İçinde Siyonist işgalci ve terörist devlet İsrail, ABD, AB ve
körfez diktasının da yer aldığı uluslararası konsorsiyumun
desteğiyle gerçekleştirilen darbeyle Mursi, yönetimden
uzaklaştırıldı ve hapse atıldı. Bugün anlaşılmaktadır ki, başta ABD
olmak üzere demokrasi, insan hakları ve özgürlük pazarlamacılarının
sessiz kalarak da desteklediği bu kirli tezgah, Siyonist işgalci
İsrail’in güvenliğinin sağlanması, Mısır’dan Filistin’e açılan
özgürlük tünellerinin ve refah kapılarının kapatılması, Arap
sokağını saran demokrasi ve özgürleşme ateşinin söndürülmesi,
elinde kandan, zihninde vahşetten başka bir şey olmayan Suriye
diktatörünün ve Baas rejiminin desteklenmesi için kurgulandı ve
uygulandı.” dedi.
Mısır’ı yangın yerine döndüren, çocuk, kadın, yaşlı demeden insanı
hedef alan vahşet uygulamalarını rutinleştiren Sisi darbesi, sadece
Mısır’ı ve Mısırlı kardeşlerimizi değil, bütün İslam coğrafyasını
ve Müslüman toplumları cezalandırmanın yeni miladı olarak
kurgulandırdığını ifade eden Vurar, şunları söyledi: “Bu yönüyle,
Mısır’da gerçekleşen darbe, İslami hassasiyeti yüksek siyasi
iktidarların ve aktörlerin yok edilmesi, örgütlü İslami yapıların
zayıflatılması, itibarsızlaştırılması, kriminalize edilmesi ve bu
sayede söz dinleyen kukla yönetimlerin önünün açılması kapsamlı
uluslararası bir projenin Ortadoğu ve Arap Yarımadasına yönelik
parçasıdır.
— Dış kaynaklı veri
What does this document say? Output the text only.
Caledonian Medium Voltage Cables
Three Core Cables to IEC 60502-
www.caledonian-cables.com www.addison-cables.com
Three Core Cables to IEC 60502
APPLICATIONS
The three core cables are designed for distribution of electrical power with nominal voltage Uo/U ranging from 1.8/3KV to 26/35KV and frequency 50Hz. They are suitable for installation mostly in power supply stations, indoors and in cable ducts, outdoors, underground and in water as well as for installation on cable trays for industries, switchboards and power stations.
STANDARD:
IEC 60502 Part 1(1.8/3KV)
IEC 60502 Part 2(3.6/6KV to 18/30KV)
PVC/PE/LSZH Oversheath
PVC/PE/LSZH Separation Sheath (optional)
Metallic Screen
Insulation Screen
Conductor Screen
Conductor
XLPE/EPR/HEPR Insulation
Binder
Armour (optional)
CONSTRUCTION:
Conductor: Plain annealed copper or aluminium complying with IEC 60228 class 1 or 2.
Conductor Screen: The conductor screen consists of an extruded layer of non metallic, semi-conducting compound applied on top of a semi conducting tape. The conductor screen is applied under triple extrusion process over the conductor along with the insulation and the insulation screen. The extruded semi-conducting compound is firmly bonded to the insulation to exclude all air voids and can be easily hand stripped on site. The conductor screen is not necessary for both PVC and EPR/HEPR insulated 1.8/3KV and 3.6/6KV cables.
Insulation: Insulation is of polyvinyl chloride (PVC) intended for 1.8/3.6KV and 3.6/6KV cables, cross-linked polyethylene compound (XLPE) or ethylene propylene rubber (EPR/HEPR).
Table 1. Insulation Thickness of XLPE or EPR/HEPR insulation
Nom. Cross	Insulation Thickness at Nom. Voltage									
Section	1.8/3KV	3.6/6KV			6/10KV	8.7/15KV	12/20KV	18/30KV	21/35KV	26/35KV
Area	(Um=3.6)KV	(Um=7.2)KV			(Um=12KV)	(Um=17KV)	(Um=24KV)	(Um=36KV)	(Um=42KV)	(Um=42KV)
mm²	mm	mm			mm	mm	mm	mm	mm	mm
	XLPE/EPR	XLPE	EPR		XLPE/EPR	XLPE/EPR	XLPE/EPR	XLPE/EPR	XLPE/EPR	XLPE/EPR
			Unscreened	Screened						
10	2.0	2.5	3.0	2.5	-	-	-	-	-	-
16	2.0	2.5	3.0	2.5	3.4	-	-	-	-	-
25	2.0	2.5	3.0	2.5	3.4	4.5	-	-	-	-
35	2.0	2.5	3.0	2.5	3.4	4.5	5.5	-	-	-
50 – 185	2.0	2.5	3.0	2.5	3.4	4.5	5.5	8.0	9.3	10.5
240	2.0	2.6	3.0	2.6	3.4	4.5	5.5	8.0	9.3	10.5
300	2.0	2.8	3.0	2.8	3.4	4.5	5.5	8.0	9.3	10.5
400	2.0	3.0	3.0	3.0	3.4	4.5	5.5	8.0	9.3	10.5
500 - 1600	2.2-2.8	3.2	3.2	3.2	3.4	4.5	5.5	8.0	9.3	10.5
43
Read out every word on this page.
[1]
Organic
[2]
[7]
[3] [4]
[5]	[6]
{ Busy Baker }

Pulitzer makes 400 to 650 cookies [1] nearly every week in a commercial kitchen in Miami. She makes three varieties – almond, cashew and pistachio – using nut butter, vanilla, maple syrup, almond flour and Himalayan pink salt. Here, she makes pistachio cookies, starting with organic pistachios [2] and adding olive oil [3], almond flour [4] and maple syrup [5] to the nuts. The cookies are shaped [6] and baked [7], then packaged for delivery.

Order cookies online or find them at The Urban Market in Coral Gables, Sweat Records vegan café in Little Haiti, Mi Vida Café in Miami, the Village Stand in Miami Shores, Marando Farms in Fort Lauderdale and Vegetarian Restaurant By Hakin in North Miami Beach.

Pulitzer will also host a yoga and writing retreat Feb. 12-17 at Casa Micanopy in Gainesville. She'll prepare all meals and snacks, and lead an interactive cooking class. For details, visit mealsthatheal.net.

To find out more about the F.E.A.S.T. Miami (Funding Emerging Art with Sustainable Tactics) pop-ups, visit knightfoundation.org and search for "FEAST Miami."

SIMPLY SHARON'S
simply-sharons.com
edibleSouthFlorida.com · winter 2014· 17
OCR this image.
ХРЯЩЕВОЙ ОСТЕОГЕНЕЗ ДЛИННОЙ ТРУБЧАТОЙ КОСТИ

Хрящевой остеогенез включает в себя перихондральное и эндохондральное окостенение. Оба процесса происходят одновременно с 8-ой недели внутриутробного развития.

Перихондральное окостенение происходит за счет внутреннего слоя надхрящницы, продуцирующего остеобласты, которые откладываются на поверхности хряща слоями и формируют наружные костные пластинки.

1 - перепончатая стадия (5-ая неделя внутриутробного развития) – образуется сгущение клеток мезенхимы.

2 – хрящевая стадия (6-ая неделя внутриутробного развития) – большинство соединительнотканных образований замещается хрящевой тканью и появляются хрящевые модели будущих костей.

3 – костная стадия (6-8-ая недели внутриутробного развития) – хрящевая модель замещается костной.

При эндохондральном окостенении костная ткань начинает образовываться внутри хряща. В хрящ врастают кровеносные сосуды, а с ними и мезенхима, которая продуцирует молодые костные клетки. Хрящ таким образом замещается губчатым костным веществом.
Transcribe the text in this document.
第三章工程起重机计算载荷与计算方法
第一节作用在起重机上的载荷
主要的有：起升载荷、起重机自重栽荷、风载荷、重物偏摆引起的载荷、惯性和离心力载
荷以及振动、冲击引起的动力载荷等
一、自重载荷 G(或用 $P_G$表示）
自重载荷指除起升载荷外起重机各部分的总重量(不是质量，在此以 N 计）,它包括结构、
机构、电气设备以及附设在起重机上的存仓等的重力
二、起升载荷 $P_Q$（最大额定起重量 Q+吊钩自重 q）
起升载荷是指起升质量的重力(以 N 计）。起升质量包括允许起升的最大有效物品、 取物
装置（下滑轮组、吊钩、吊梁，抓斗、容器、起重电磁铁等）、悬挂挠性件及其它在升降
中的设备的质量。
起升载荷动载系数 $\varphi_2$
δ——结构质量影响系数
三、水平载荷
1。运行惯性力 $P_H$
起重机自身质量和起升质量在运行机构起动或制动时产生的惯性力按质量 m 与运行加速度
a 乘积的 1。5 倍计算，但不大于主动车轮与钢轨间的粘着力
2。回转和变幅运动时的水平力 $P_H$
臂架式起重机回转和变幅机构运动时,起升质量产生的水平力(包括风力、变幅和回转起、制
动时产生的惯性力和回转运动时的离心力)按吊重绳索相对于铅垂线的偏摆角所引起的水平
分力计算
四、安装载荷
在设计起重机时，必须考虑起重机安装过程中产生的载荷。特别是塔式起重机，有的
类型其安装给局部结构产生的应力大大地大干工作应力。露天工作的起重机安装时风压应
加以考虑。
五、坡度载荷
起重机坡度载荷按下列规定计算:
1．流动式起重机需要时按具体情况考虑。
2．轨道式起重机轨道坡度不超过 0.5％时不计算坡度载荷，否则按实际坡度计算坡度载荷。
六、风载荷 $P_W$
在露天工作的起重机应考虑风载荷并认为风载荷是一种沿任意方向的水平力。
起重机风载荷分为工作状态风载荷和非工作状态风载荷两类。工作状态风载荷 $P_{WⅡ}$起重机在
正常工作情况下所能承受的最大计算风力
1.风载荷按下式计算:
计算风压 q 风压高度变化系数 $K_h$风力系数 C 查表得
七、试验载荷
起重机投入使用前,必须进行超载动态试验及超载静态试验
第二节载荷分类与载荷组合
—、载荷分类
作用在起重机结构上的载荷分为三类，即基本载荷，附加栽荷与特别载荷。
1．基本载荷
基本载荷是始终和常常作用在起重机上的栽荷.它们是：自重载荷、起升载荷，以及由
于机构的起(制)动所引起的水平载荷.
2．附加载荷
Gerçekleştirdiği katliamlarla insanlığa dair yeni utanç
vesikalarının altına imza atan Suriye canisi katil Esed’in hala
muktedir olması da bu senaryonun bir parçasıdır. Senaryolarını
sahneye koyarken, Müslüman kanını vazgeçilmez dekor olarak kullanan
bu kirli uluslararası şebekeyi durdurma ve İslam coğrafyası
üzerinden söküp atmak için beklemek, zulme sessiz kalmaktır.
Haksızlıklara, vahşete çocukların ve kadınların katline, özgürlük
isteyenlere, demokrasi diyenlere, İslami hassasiyeti bulunanlara
ölüm hediye edilmesine karşı sesiz ve duyarsız kalmak, dilsiz
şeytanlığı kabul etmektir. Yapılanlara ve yaşananlara suç ortağı
olmaktır. Darbeye, duruma göre açık ya da örtülü destek veren ABD,
AB, BM darbenin, darbeciler eliyle gerçekleşen insanlık ayıplarının
suç ortağıdır."
Yapılan basın açıklamasından sonra dualar edildi.